Vecとスライス
計算物理では、時系列データ、粒子の状態、格子上の場など、多数の数値をまとめて扱います。1次元の数値データでは、まずVec<f64>とsliceを使えることが重要です。
所有するデータとしてのVec<f64>
Vec<f64>は、実行時に長さが決まる数値列を所有します。例えば、時刻ごとのエネルギーを保存する場合は次のように使います。
let mut energy: Vec<f64> = Vec::with_capacity(1000);
for step in 0..1000 {
let e = step as f64 * 0.01;
energy.push(e);
}
要素数の上限が分かっている場合は、Vec::with_capacityで容量を確保しておくと、途中の再割り当てを減らせます。
関数境界としての&[f64]
関数に数値列を渡すときは、多くの場合Vec<f64>そのものではなく&[f64]を受け取ります。
fn mean(xs: &[f64]) -> Option<f64> {
if xs.is_empty() {
return None;
}
let sum: f64 = xs.iter().sum();
Some(sum / xs.len() as f64)
}
&[f64]はデータを所有しません。配列、Vec<f64>、配列の一部などを同じ関数に渡せます。

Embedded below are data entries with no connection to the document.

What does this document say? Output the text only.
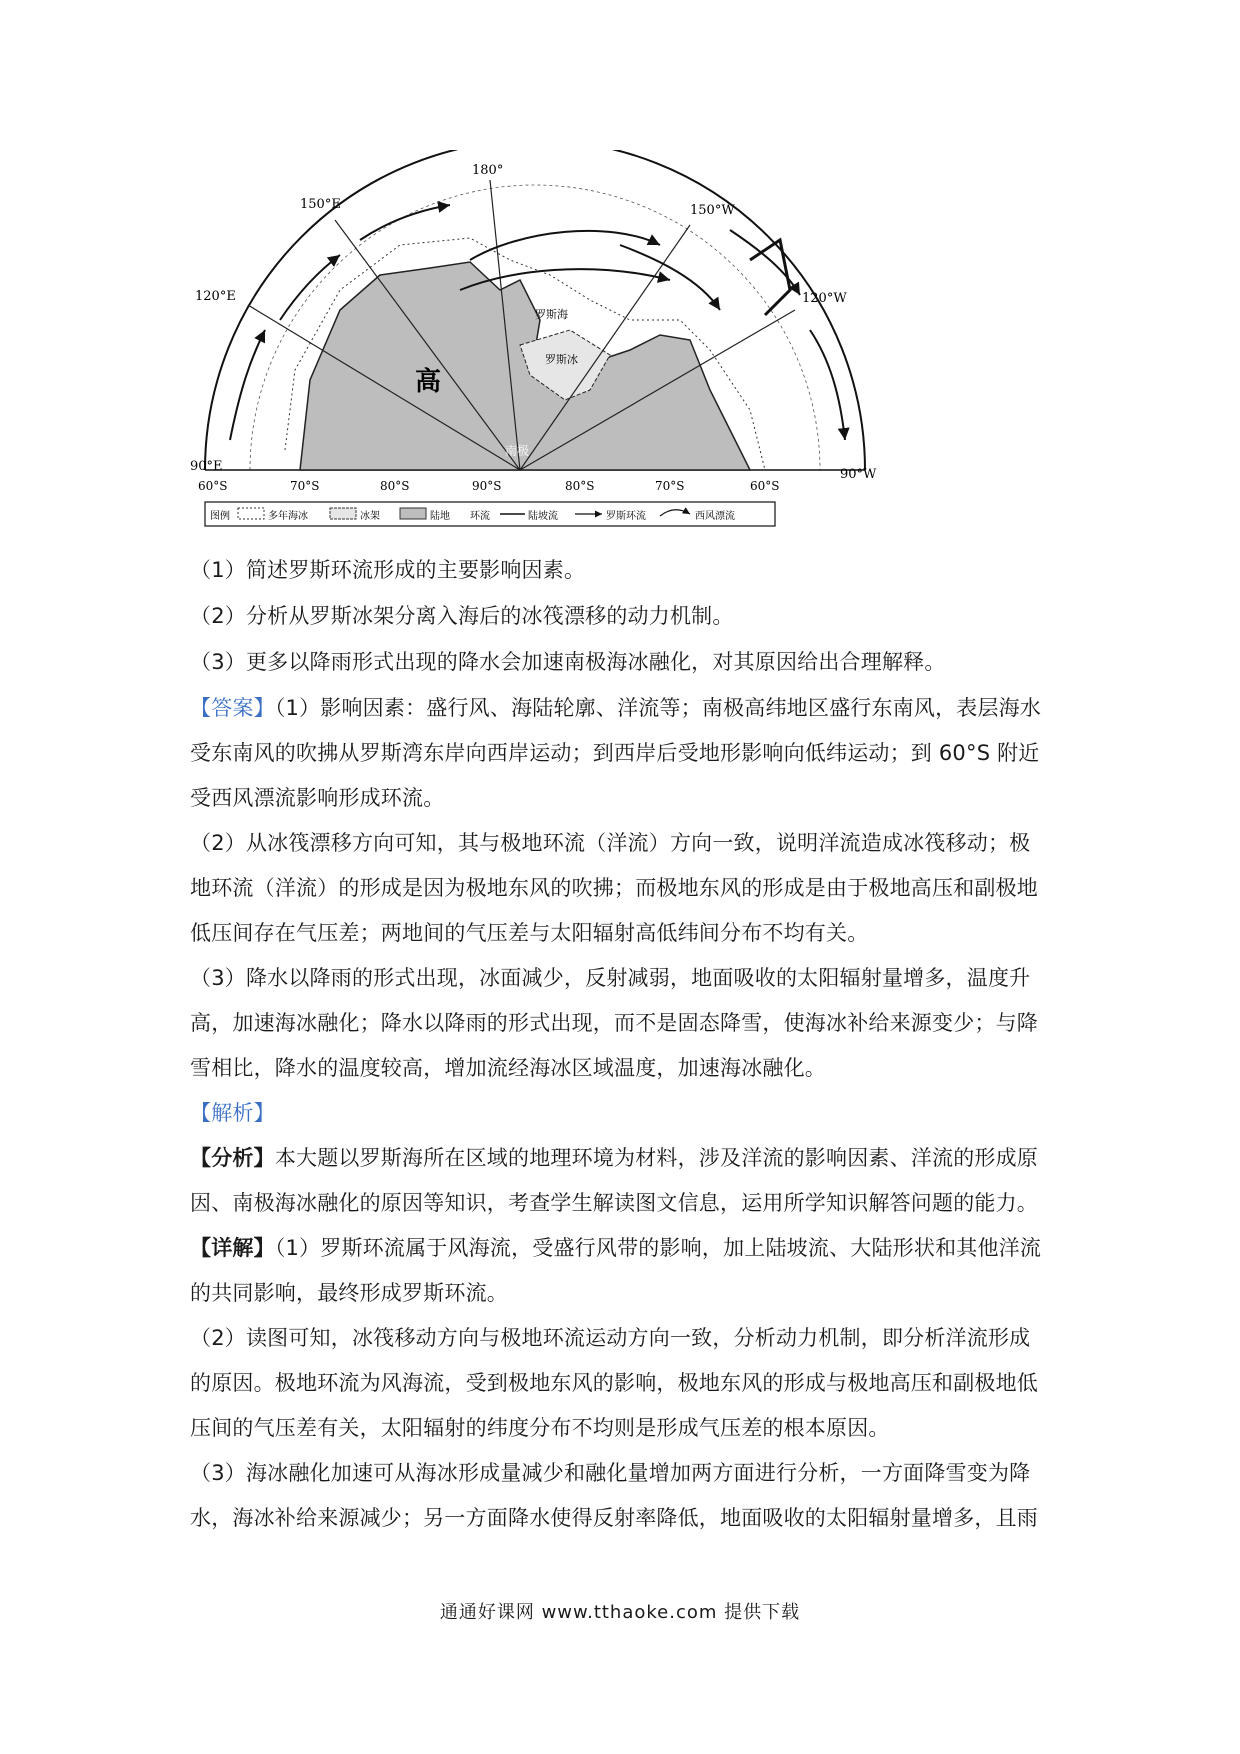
180°
150°E	150°W
120°E	120°W
90°E
90°W
60°S	70°S	80°S	90°S	80°S	70°S	60°S
高
罗斯海
罗斯冰
南极
图例	多年海冰	冰架	陆地 环流	陆坡流	罗斯环流	西风漂流

（1）简述罗斯环流形成的主要影响因素。

（2）分析从罗斯冰架分离入海后的冰筏漂移的动力机制。

（3）更多以降雨形式出现的降水会加速南极海冰融化，对其原因给出合理解释。

【答案】（1）影响因素：盛行风、海陆轮廓、洋流等；南极高纬地区盛行东南风，表层海水受东南风的吹拂从罗斯湾东岸向西岸运动；到西岸后受地形影响向低纬运动；到 60°S 附近受西风漂流影响形成环流。

（2）从冰筏漂移方向可知，其与极地环流（洋流）方向一致，说明洋流造成冰筏移动；极地环流（洋流）的形成是因为极地东风的吹拂；而极地东风的形成是由于极地高压和副极地低压间存在气压差；两地间的气压差与太阳辐射高低纬间分布不均有关。

（3）降水以降雨的形式出现，冰面减少，反射减弱，地面吸收的太阳辐射量增多，温度升高，加速海冰融化；降水以降雨的形式出现，而不是固态降雪，使海冰补给来源变少；与降雪相比，降水的温度较高，增加流经海冰区域温度，加速海冰融化。

【解析】

【分析】本大题以罗斯海所在区域的地理环境为材料，涉及洋流的影响因素、洋流的形成原因、南极海冰融化的原因等知识，考查学生解读图文信息，运用所学知识解答问题的能力。

【详解】（1）罗斯环流属于风海流，受盛行风带的影响，加上陆坡流、大陆形状和其他洋流的共同影响，最终形成罗斯环流。

（2）读图可知，冰筏移动方向与极地环流运动方向一致，分析动力机制，即分析洋流形成的原因。极地环流为风海流，受到极地东风的影响，极地东风的形成与极地高压和副极地低压间的气压差有关，太阳辐射的纬度分布不均则是形成气压差的根本原因。

（3）海冰融化加速可从海冰形成量减少和融化量增加两方面进行分析，一方面降雪变为降水，海冰补给来源减少；另一方面降水使得反射率降低，地面吸收的太阳辐射量增多，且雨

通通好课网 www.tthaoke.com 提供下载
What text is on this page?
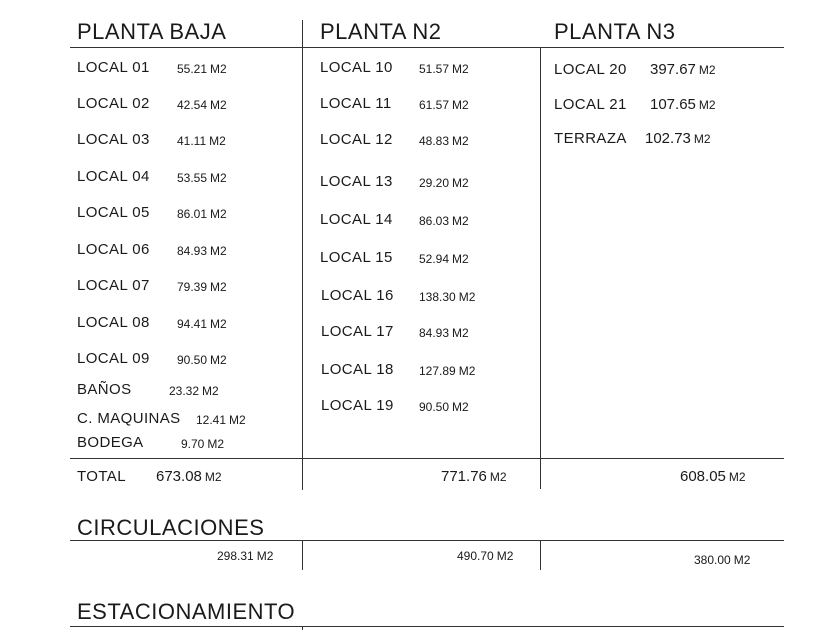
PLANTA BAJA	PLANTA N2	PLANTA N3
LOCAL 01 55.21 M2
LOCAL 02 42.54 M2
LOCAL 03 41.11 M2
LOCAL 04 53.55 M2
LOCAL 05 86.01 M2
LOCAL 06 84.93 M2
LOCAL 07 79.39 M2
LOCAL 08 94.41 M2
LOCAL 09 90.50 M2
BAÑOS	23.32 M2
C. MAQUINAS 12.41 M2
BODEGA	9.70 M2
LOCAL 10 51.57 M2
LOCAL 11 61.57 M2
LOCAL 12 48.83 M2
LOCAL 13 29.20 M2
LOCAL 14 86.03 M2
LOCAL 15 52.94 M2
LOCAL 16 138.30 M2
LOCAL 17 84.93 M2
LOCAL 18 127.89 M2
LOCAL 19 90.50 M2
LOCAL 20 397.67 M2
LOCAL 21 107.65 M2
TERRAZA 102.73 M2
TOTAL 673.08 M2	771.76 M2	608.05 M2
CIRCULACIONES
298.31 M2	490.70 M2	380.00 M2
ESTACIONAMIENTO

let xs = vec![1.0, 2.0, 3.0];
let avg = mean(&xs);
let first_two = mean(&xs[0..2]);
更新を伴う関数境界としての&mut [f64]
データをその場で更新する関数では、&mut [f64]を使います。
fn scale(xs: &mut [f64], factor: f64) {
for x in xs {
*x *= factor;
}
}
let mut xs = vec![1.0, 2.0, 3.0];
scale(&mut xs, 0.5);
可変にする範囲を関数境界で明示することで、どのデータが変更されうるかを読み取りやすくなります。これはAI agent が生成した差分をレビューするときにも役立ちます。
stack、heap、所有権
小さな固定長配列、例えば3次元ベクトル[f64; 3]は値そのものとして扱いやすいデータです。一方、Vec<f64>は、長さが実行時に決まるデータをheap上に持ちます。
数値計算コードでは、次の使い分けを基本にします。
- 小さく固定長の量:
[f64; 2],[f64; 3] - 実行時に長さが決まる1次元データ:
Vec<f64> - 関数の入力:
&[f64] - 関数内で更新する入力:
&mut [f64]
所有権や借用は、最初は複雑に見えるかもしれません。しかし、数値計算では「どの関数がデータを所有するか」「どの関数が読むだけか」「どの関数が更新するか」をはっきりさせる仕組みとして有用です。